There is arguably no topic better suited than colour to revealing the inadequacy of our traditional divisions between fields of intellectual endeavour. Since time immemorial it has drawn the interest of artists, artisans and philosophers – to which groups we might now add (among others) physiologists, linguists, zoologists, psychologists, physicists and historians. This talk will discuss what a genuinely interdisciplinary education might look like if formulated around the theme of colour.

Philip Ball is a freelance writer and broadcaster and worked for over 20 years as an editor for Nature, the world’s leading multidisciplinary science journal.

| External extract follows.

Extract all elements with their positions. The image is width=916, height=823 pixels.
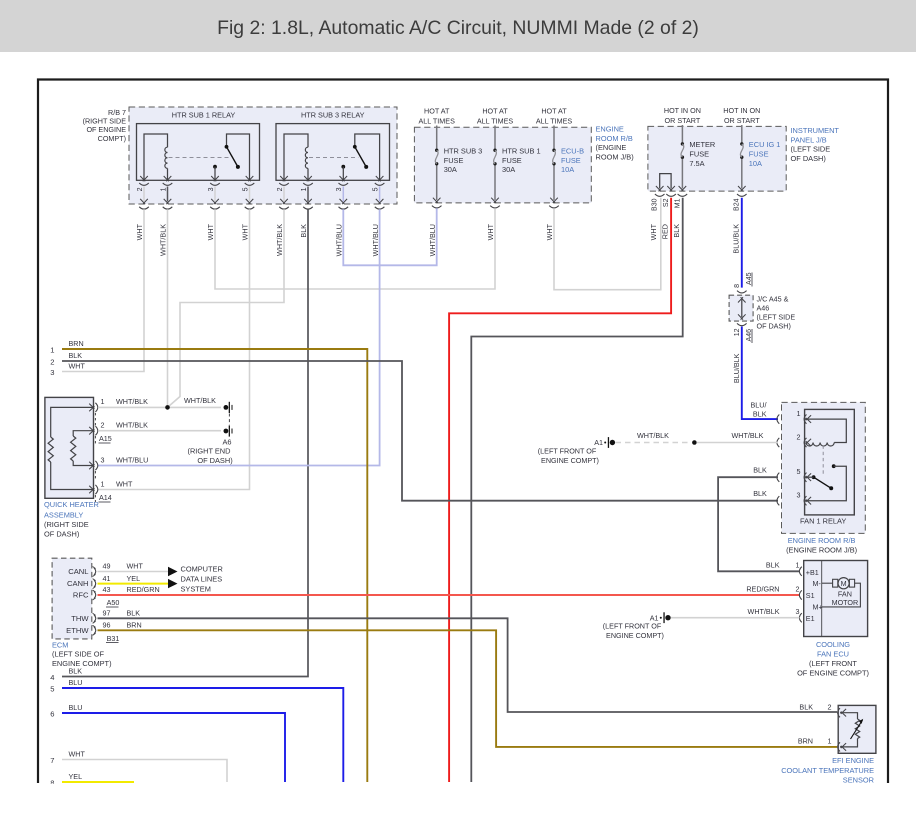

He writes regularly in the scientific and popular media, and has authored many books on the interactions of the sciences, the arts, and the wider culture, including H2O: A Biography of Water, Bright Earth: The Invention of Colour, The Music Instinct, and Curiosity: How Science Became Interested in Everything. His book Critical Mass won the 2005 Aventis Prize for Science Books.

Philip is a presenter of Science Stories, the BBC Radio 4 series on the history of science. He trained as a chemist at the University of Oxford, and as a physicist at the University of Bristol. His latest book is How To Grow a Human (2019).